While there isn't a lot of specific performance information available on the J-10 yet, most indications point to performance akin to that of the F-16. It is capable of Mach 2.2, has a thrust-to-weight ratio of 1.024, can carry over 13,000lbs of ordinance, and it has a combat radius of 550km.
A new, improved version of the J-10, the J-10B, offers stealth improvements, a modern AESA radar, and other enhancements similar to other "4++ generation" fighters like the Super Hornet and Su-35. The biggest change, however, is the placement of a Chinese sourced Shenyang WS-10 Taihang engine. Chengdu has plans on building 1,200 J-10s for Chinese use, but the new engine will allow China to market the J-10B without restriction. Up to 36 have already been offered to Pakistan, with more foreign sales likely to follow.
But perhaps the J-10B isn't "high end" enough? What with all this talk of "stealth" and "5th generation" fighters, what about an alternative to the F-35?

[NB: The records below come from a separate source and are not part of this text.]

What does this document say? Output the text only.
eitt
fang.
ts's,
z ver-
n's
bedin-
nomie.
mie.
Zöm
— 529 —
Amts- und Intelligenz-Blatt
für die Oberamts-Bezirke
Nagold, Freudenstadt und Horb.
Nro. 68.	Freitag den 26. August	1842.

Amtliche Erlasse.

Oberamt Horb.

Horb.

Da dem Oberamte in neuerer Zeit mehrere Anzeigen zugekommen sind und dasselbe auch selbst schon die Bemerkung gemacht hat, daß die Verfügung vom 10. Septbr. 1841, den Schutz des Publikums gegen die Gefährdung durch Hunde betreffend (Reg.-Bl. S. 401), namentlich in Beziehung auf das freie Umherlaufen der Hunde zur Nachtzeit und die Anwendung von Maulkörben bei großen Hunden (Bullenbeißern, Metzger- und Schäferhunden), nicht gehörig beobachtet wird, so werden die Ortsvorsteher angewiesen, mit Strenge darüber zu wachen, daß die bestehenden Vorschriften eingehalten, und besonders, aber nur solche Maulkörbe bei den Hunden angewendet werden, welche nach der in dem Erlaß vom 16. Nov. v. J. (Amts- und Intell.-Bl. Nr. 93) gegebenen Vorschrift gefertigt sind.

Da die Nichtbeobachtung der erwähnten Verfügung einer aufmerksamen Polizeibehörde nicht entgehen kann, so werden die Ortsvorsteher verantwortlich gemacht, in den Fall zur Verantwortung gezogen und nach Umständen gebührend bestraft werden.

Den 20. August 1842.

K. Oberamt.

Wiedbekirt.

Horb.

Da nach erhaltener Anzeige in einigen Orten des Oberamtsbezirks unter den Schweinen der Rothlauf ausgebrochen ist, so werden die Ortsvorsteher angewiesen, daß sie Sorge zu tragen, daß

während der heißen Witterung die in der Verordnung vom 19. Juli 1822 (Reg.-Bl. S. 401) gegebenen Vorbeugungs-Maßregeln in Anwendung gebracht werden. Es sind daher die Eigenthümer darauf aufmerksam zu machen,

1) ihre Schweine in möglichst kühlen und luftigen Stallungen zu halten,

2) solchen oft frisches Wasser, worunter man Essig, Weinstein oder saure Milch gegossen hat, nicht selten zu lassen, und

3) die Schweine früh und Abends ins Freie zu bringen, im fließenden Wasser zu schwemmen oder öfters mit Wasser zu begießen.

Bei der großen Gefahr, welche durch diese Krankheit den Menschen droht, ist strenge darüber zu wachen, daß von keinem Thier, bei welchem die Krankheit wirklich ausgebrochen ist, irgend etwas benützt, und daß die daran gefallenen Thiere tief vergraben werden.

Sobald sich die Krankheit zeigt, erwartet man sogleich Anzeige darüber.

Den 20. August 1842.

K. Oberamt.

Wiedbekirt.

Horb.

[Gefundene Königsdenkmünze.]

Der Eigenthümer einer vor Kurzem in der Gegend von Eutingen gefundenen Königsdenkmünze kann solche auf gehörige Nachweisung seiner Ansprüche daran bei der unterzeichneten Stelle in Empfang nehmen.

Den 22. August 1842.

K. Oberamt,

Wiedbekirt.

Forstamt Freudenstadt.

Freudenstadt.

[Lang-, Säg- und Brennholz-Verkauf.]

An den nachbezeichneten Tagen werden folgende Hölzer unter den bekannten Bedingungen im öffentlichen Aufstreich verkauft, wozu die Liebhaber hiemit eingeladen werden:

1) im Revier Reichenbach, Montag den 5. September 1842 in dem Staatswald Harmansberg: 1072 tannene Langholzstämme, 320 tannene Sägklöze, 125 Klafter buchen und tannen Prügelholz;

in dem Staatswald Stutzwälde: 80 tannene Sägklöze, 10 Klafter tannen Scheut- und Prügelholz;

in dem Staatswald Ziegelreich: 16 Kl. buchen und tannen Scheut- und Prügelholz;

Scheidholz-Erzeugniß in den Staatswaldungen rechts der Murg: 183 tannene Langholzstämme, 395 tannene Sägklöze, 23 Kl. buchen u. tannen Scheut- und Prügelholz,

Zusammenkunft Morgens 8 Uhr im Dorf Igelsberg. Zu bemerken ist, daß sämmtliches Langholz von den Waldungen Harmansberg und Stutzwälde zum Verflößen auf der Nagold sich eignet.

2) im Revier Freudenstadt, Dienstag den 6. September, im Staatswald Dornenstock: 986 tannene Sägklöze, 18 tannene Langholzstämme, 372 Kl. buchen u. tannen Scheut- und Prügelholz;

|Chengdu J-31, available soon!|
Still in initial testing and development, not much is known about the J-31, but it is claimed to have similar, if not superior, performance to the F-35. It will be available in a carrier version, and will likely find its way on to Chinese aircraft carriers. No STOVL version will be available, likely speeding up development compared to the F-35. The J-31 itself looks suspiciously similar to the F-35, with only its twin engines and different tail design as obvious design differences. Some have stated that the J-31 relies heavily on stolen data from the JSF project.
Now, there's a reason why so many goods are produced in China (like the iMac I currently type this blog on). Labor is cheap, and the workforce is skilled. While some denounce the treatment of these workers, the harsh reality is that China is a manufacturing juggernaut. The same labor force that makes high-tech consumer goods can just as easily make high tech armaments. China has been notoriously lackadaisical when it comes to copyright infringement as well, so any technology it can reverse-engineer or outright steal could likely find a place in future military equipment.
Will the J-10B and J-31 be as good as western fighters like the F-22, F-35, Typhoon, or Gripen? That remains to be seen. But there is a very good chance that both might see large-scale production, numbering in the hundreds, or even the thousands.
Some say quantity has a quality of its own.